Write-Ahead Log - The Invisible Guarantee Behind Every Database Write // Megha Bose

Helpful context:

Every time you insert a row, update a record, or commit a transaction, a database makes you a promise: if it tells you the write succeeded, that write will survive a crash. Not “probably survive.” Not “survive unless the power goes out.” Survive. This guarantee is called durability - the D in ACID - and delivering it without making the database impossibly slow is one of the oldest engineering problems in systems design. The solution, used by virtually every serious database in existence, is the write-ahead log.

The Problem: Memory Is Fast, Disk Is Durable, You Need Both

The naive design is obvious: when a write arrives, update the data on disk and return success. This is durable by definition - the data is on disk. But disk writes are slow: a random write to an HDD takes ~10ms (the disk head must physically seek). A database that wrote every row change directly to its B-tree page on disk would top out at a few hundred writes per second. Unusable.

The opposite extreme is equally obvious: accept writes into memory and return success immediately. Memory writes are nanoseconds. But if the machine crashes before flushing to disk, everything in memory is gone. You told the user their write succeeded. It didn’t. Unacceptable.

The write-ahead log is the resolution. It gives you disk durability with near-memory write speed by exploiting one key property of disk I/O: sequential writes are orders of magnitude faster than random writes.

Appending to the end of a file is sequential. Updating a B-tree page somewhere in the middle of a large file is random. Sequential writes on an HDD can sustain hundreds of megabytes per second. Random writes on the same disk: a few megabytes per second.

The Mechanism

The write-ahead log is an append-only file on disk. Before the database applies any change to its primary data structures (the B-tree, the memtable, anything), it first appends a record describing that change to the WAL. Only after the WAL record is durably on disk does the database proceed.

The term “write-ahead” means exactly this: write to the log ahead of making the actual change.

The record in the WAL contains everything needed to reproduce the change: what table, what record, what the old value was, what the new value is, and which transaction it belongs to. In PostgreSQL this is called a WAL record; in MySQL InnoDB it is part of the redo log; in SQLite it is the journal.

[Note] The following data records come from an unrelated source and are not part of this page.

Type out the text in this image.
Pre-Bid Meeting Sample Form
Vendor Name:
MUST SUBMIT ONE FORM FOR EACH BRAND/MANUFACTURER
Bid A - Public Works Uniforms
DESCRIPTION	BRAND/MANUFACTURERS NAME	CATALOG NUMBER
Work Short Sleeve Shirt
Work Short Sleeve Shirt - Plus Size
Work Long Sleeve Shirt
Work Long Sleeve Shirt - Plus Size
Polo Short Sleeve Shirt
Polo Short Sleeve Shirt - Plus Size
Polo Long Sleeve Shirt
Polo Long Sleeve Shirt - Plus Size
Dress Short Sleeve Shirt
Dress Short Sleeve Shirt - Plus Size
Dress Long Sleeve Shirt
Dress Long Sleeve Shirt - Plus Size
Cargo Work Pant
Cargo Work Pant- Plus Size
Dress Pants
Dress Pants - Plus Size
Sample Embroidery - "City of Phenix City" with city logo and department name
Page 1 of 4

A transaction commit works like this:

Accumulate changes in memory (the buffer pool / memtable).
Append WAL records for all changes to the WAL file on disk. fsync - wait for the OS to confirm the data has reached stable storage, not just the OS buffer cache.
Declare the transaction committed. Return success to the client.
At some later point (asynchronously), write the changed pages to their actual locations in the main data file.

Step 4 is eventually done - but it is not required before telling the client the write succeeded. Why? Because step 2 already made the change durable. If the database crashes after step 2 but before step 4, the WAL record exists on disk. On restart, the database reads the WAL and re-applies any committed changes that never made it to the main data file. This is crash recovery.

Crash Recovery: Replaying the Log

When a database restarts after a crash, it cannot know which in-memory changes made it to the main data file and which did not. The answer: it does not matter. The WAL is the authoritative record.

The recovery process reads the WAL from the last known good point and replays every committed transaction that appears in it. This is called redo recovery: redo the work that was logged but may not have been applied.

For uncommitted transactions (transactions that had WAL records but never had a commit record), the database performs undo recovery: roll back the partial changes. The WAL contains enough information to reverse them.

This combination - redo committed transactions, undo uncommitted ones - restores the database to a consistent state regardless of when the crash happened. The algorithm that formalizes this is ARIES (Algorithm for Recovery and Isolation Exploiting Semantics), developed at IBM in the 1990s and still the foundation of most relational database recovery systems.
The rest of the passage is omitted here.